I am trying to match the color of this 67 GTO on this web site.

1967 Pontiac GTO, 400cu. in., 360 HP, Factory 4 Speed

It is an old add and the car was sold 4 years ago and was probably painted a few years before that. It says it is a Phantom Blue, but I am not able to find this color. Phantom Blue could be confused with Fathom Blue, but it is not the 67 GTO Fathom Blue. Not sure if this is a 1970 Fathom Blue from a Chevelle?

I know it is not an original 67 GTO color, but I am restoring a 67 non matching car and personally think the color looks great. If anyone can help me get close to this color it would be much appreciated.

If the link does not work I can post some pictures.


----------



## jmt455 (Mar 26, 2012)

I think it is supposed to be the '67 Fathom Blue....but it looks like there is quite a wide variation of tint/hue when you look at different cars in different light.

Here is a link to paintref.com page showing a 67 Camaro painted in the Chevrolet equivalent (Deepwater Blue WA3566).

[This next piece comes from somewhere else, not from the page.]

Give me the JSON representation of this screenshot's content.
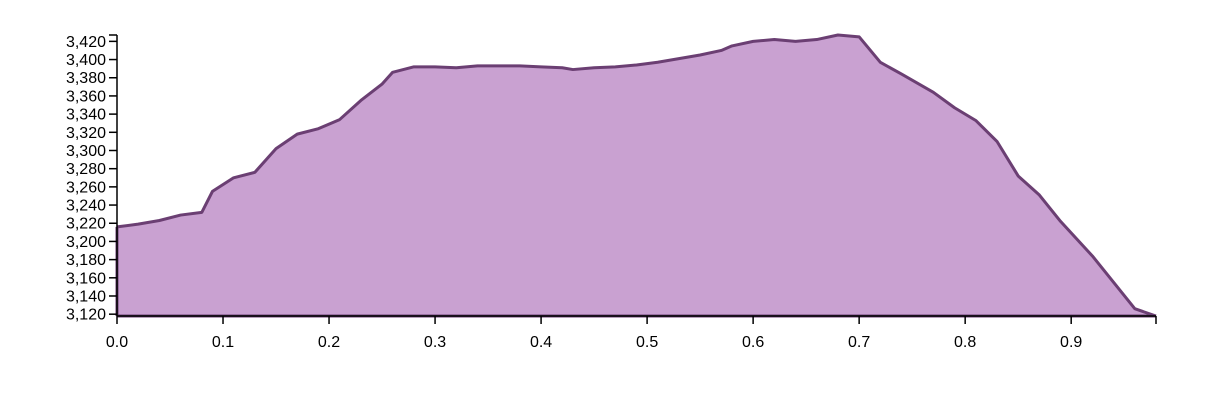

And some 67 Fathom Blue GTOs:



























Pretty sure this is what you're looking for:
Midnight Blue 1967 GM Buick - Paint Cross Reference


This Buick has the same GM color code; 67 Buick "Midnight Blue" (Code WA3566). This one looks a little dark to me:










The car in your picture MIGHT be painted 1968 Chevrolet "Fathom Blue" (WA3760), as shown on this Camaro:









Tough call...


----------



## Instg8ter (Sep 28, 2010)

ICI 1575 Phantom Blue Match | Paint Colors | Myperfectcolor

this may help, any good body supply shop should be able to mix it for you in your choice of paint.


----------



## NY1967 (Jan 5, 2013)

thank you very much. It looks very close to the car photos. I hope my body shop will do it justice.


----------